The challenge of Global Democracy.

The challenge of Global Democracy.
18.09.2010 LISTEN

We have now seen that Globalization has encouraged a shift in government off the world away from a single focus on the state-system to a multilayered complex of rule-making and other creation where no location is sovereign. Politics now lacks a clear center of command and control of the kind previously provided by the Westphallan state. In addition, considerable initiative in the construction of norms is now found outside public-sector bodies, namely, market agents and social movements. What do these developments imply for democracy?

Democracy- rule by the people-is widely regarded to be the central legitimating ethic of modern governance. Although definitions of democracy and mechanisms to achieve it have shown considerable diversity from one country and time period to the next, there is a broad and fairly solid consensus in today`s world that good governance means democratic governance that serves the national interest as a whole.

At first glance globalization might seem to offer possibilities for enhancing democracy, but, globalization has been unraveling state sovereignty, and there has always been a fundamental tension between sovereignty and democracy. Sovereignty implies comprehensive, supreme, unqualified, and exclusive power, whereas democracy is generally presumed to rest on limited, dispersed, conditional, and collective power. Even where government are popularly elected, there remains a potentially dangerous concentration of sovereignty ought, in principle, to present opportunities for increasing democracy.

Some enthusiasts have assumed that globalization would ne two sides of the same coin. Adopting this perspective, liberalists have celebrated a worldwide wind of democratic change in the late twentieth century with the collapse of apartheid, fascist governments and the so called communism plus other oneparty systems.

However, multiparty competition has not by itself provided a guarantee for greater popular participation in the control of the state. Countless governments continue habitually to violate human rights in the current time of globalization. Meanwhile even those states who receive top rating from Amnesty International rarely consult their populations specifically on global policies. Citizens rarely have any significant say in the state`s decision whether or not to adopt IMF structural adjustment programme for example. Moreover, even the state fully to involve its resident in these matters, national governments often, as we have seen, have limited control over the global flows. To this extent the state does not offer the means to secure the popular will in relation to global capital, global ecological problems, and so on, democratically run government has to be supplemented, perhaps replaced, by other instruments and institutions.

Global Governance Democratic and their Agencies
Unfortunately, global governance agencies do not at the moment provide the necessary further guarantee of democracy. To begin with, there is very little direct popular involvement in these institutions. Most meetings of the World Bank Board of Governors, the European Council of Ministers, the UN Security Council, al the G7s, G8s and now G40 plus much other such decision –taking bodies are held behind closed doors. Moreover, most of the word citizens especially those of the so called third world, Africa, Asia and Latin America are completely ignorant of the day-to-day workings of these bodies. The organizations are largely reams of technopolitics where economists, accountant, managers, engineers, chemists, lawyer under the strict instruction from the Presidents and Prime Ministers of Super Power Nations, and other experts from the developing nations largely exempted from democratic scrutiny.
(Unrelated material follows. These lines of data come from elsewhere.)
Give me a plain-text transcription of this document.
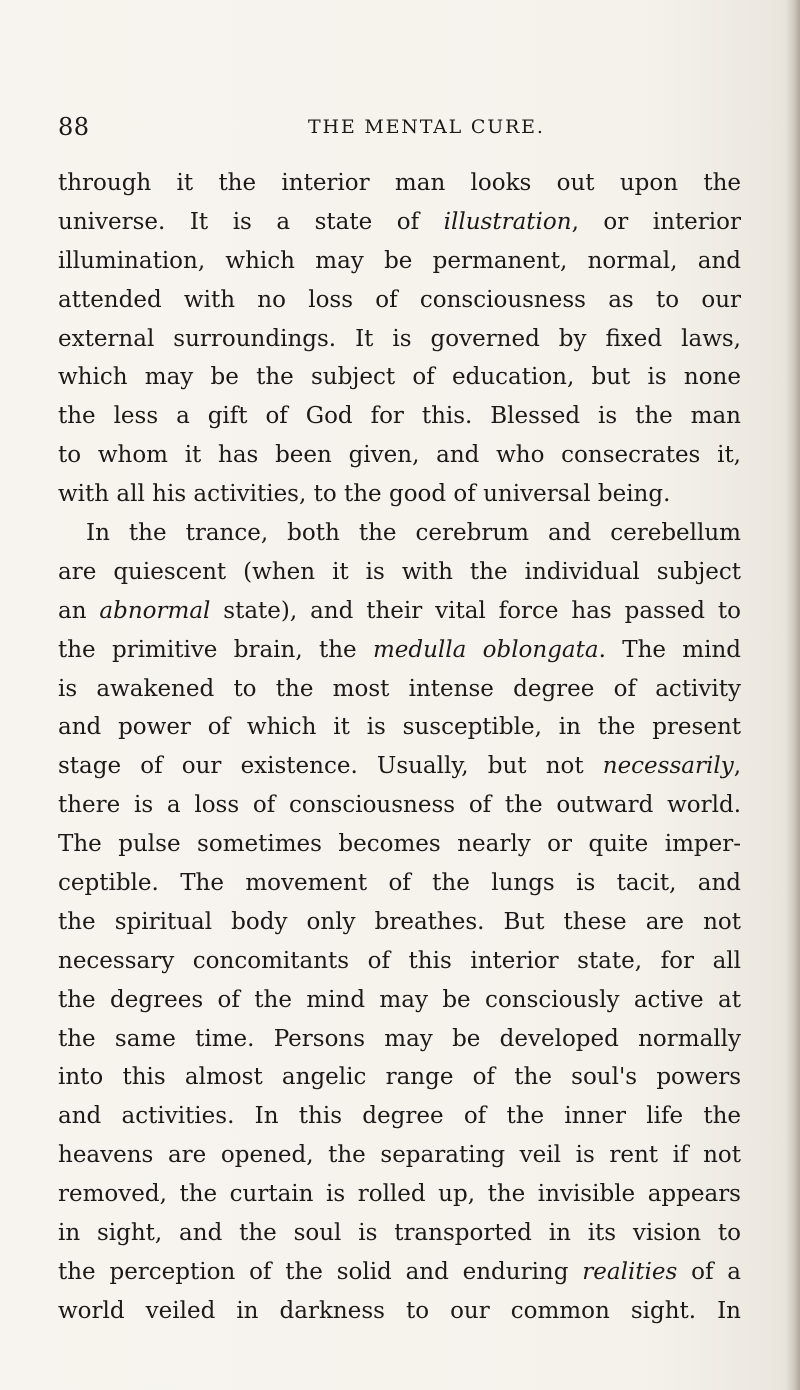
88	THE MENTAL CURE.
through it the interior man looks out upon the
universe. It is a state of illustration, or interior
illumination, which may be permanent, normal, and
attended with no loss of consciousness as to our
external surroundings. It is governed by fixed laws,
which may be the subject of education, but is none
the less a gift of God for this. Blessed is the man
to whom it has been given, and who consecrates it,
with all his activities, to the good of universal being.
In the trance, both the cerebrum and cerebellum
are quiescent (when it is with the individual subject
an abnormal state), and their vital force has passed to
the primitive brain, the medulla oblongata. The mind
is awakened to the most intense degree of activity
and power of which it is susceptible, in the present
stage of our existence. Usually, but not necessarily,
there is a loss of consciousness of the outward world.
The pulse sometimes becomes nearly or quite imper-
ceptible. The movement of the lungs is tacit, and
the spiritual body only breathes. But these are not
necessary concomitants of this interior state, for all
the degrees of the mind may be consciously active at
the same time. Persons may be developed normally
into this almost angelic range of the soul's powers
and activities. In this degree of the inner life the
heavens are opened, the separating veil is rent if not
removed, the curtain is rolled up, the invisible appears
in sight, and the soul is transported in its vision to
the perception of the solid and enduring realities of a
world veiled in darkness to our common sight. In
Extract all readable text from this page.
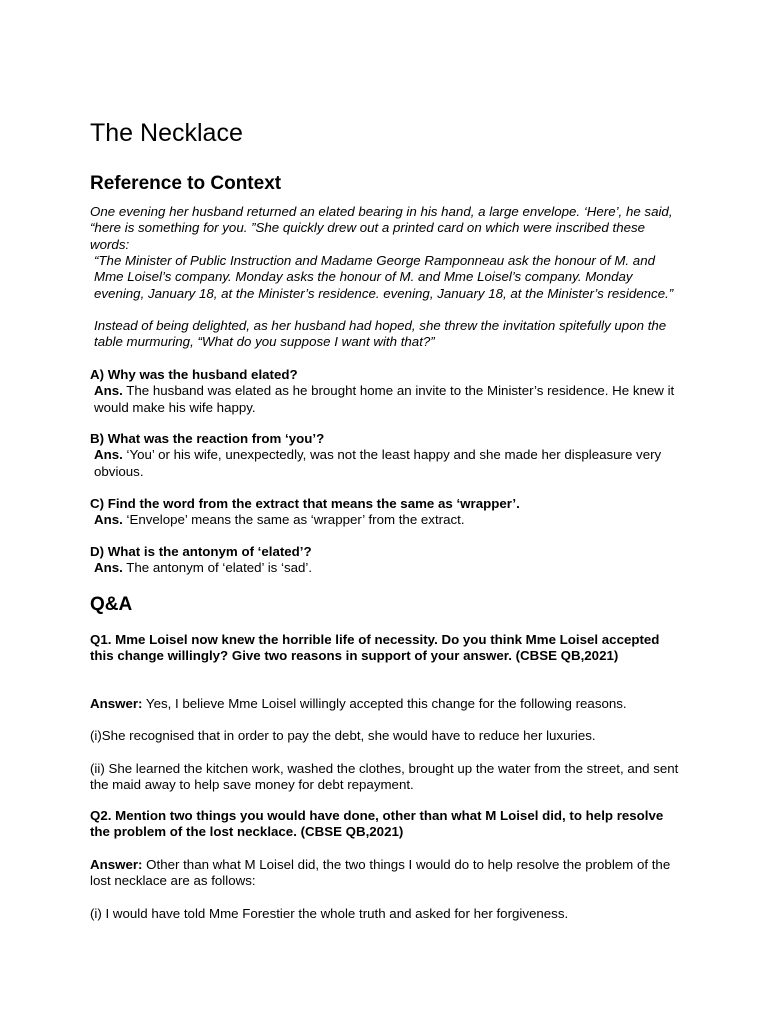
The Necklace
Reference to Context

One evening her husband returned an elated bearing in his hand, a large envelope. ‘Here’, he said, “here is something for you. ”She quickly drew out a printed card on which were inscribed these words:

“The Minister of Public Instruction and Madame George Ramponneau ask the honour of M. and Mme Loisel’s company. Monday asks the honour of M. and Mme Loisel’s company. Monday evening, January 18, at the Minister’s residence. evening, January 18, at the Minister’s residence.”

Instead of being delighted, as her husband had hoped, she threw the invitation spitefully upon the table murmuring, “What do you suppose I want with that?”

A) Why was the husband elated?
Ans. The husband was elated as he brought home an invite to the Minister’s residence. He knew it would make his wife happy.
B) What was the reaction from ‘you’?
Ans. ‘You’ or his wife, unexpectedly, was not the least happy and she made her displeasure very obvious.
C) Find the word from the extract that means the same as ‘wrapper’.
Ans. ‘Envelope’ means the same as ‘wrapper’ from the extract.
D) What is the antonym of ‘elated’?
Ans. The antonym of ‘elated’ is ‘sad’.
Q&A

Q1. Mme Loisel now knew the horrible life of necessity. Do you think Mme Loisel accepted this change willingly? Give two reasons in support of your answer. (CBSE QB,2021)

Answer: Yes, I believe Mme Loisel willingly accepted this change for the following reasons.

(i)She recognised that in order to pay the debt, she would have to reduce her luxuries.

(ii) She learned the kitchen work, washed the clothes, brought up the water from the street, and sent the maid away to help save money for debt repayment.

Q2. Mention two things you would have done, other than what M Loisel did, to help resolve the problem of the lost necklace. (CBSE QB,2021)

Answer: Other than what M Loisel did, the two things I would do to help resolve the problem of the lost necklace are as follows:

(i) I would have told Mme Forestier the whole truth and asked for her forgiveness.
When their policies have unhappy consequences as in the case of the detrimental welfare effects of many structural adjustment policies, for instances the agencies concerned are not held formally and publicly accountable.

Elsewhere, at a certain time the reservation of permanent membership and veto powers in the Security Council to five States is democratically unjustifiable. So too, are quota- base votes in the IMF and World Bank , where one-quarter of the member states control three quarters of the votes. The undemocratic character of global governance agencies is been increasingly acknowledged. Some limited steps have been taken since the late 1980s to increase popular access and direct participation in the super state governance.

Most of these organizations have also moved towards public disclosure of information concerning their operations. However such reforms are few in numbers and half measures at best. Proposal for more far reaching democratization have so far gone nowhere.

Democracy is in a precarious position across all area of contemporary governance in the present day of globalization world, the construction and implementation of rules occurs mainly through elite competition rather than through representative, let alone participatory, democracy, at the moment it is unclear whether and how democracy can be realized in the emergent globalized future. Hence imaginative rethinking of democracy is arguably the prime task facing political theory today.

Globalization makes it impossible to achieve democracy solely through the state, global governance agencies suffer from severe democratic deficit, global governance by the market implies deep inequalities and the rule of efficiency over democracy and finally global social movement too and generally have shaky democratic credentials.